Por esas cosas de la vida nos cerraron la carretera. Y cuando te cierran el camino tienes dos opciones, pelearte con ello, o tomar otra carretera, y eso hicimos.
Así que acabamos, por esos azares, en la montaña sagrada (una de ellas). Pese a la oscuridad, caminamos por un sendero sin saber adónde íbamos. Al principio era cómodo, pero luego el sendero se convirtió en vereda, y poco después nos vimos trepando por las rocas. Tanteando el terreno, descubriéndolo con las manos casi tanto como con los pies.
El brillante Júpiter emergió tras las montañas y para cuando estábamos llegando a alguna parte, la Luna se asomó para saludarnos.
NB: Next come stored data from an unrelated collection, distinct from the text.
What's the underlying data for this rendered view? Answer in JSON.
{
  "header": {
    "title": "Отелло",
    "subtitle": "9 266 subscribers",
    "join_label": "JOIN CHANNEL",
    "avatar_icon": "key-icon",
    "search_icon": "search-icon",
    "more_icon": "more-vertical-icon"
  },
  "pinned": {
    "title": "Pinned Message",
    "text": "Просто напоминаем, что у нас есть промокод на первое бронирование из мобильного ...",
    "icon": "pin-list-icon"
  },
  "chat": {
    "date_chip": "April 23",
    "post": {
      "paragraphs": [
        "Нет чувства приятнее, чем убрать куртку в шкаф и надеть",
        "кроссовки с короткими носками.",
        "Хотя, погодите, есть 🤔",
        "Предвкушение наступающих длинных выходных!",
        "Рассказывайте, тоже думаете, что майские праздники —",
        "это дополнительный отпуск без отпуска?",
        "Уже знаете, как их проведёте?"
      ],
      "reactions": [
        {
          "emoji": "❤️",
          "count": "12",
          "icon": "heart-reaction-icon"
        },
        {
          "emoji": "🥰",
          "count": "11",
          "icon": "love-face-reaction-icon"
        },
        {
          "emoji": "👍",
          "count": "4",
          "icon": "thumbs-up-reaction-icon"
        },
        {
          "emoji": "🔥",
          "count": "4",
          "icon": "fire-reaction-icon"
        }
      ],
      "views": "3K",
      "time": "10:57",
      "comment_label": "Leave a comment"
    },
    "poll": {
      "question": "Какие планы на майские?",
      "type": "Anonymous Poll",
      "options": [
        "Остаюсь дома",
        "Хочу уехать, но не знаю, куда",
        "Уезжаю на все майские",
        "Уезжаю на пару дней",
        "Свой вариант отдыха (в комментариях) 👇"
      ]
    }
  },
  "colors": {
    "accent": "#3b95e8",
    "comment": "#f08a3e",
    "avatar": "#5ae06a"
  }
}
Y llegamos sí, al adoratorio sagrado. Al lugar al que no pensábamos llegar, pero que nos esperaba. Entonces me di cuenta de que el recinto aborigen estaba alineado con la salida de la Luna (y del Sol). Ahí, mi corazón de astrólogo me dio un saltito dentro del pecho.
Enviamos buena vibra para todos (esperamos devolución), y disfrutamos de aquel lugar como nunca antes. Los aborígenes lo hicieron para nosotros, para que nosotros lo disfrutáramos anoche. A eso le llamo generosidad, y vivir el presente.
Si lees esto, seguro que tú también estuviste con nosotros.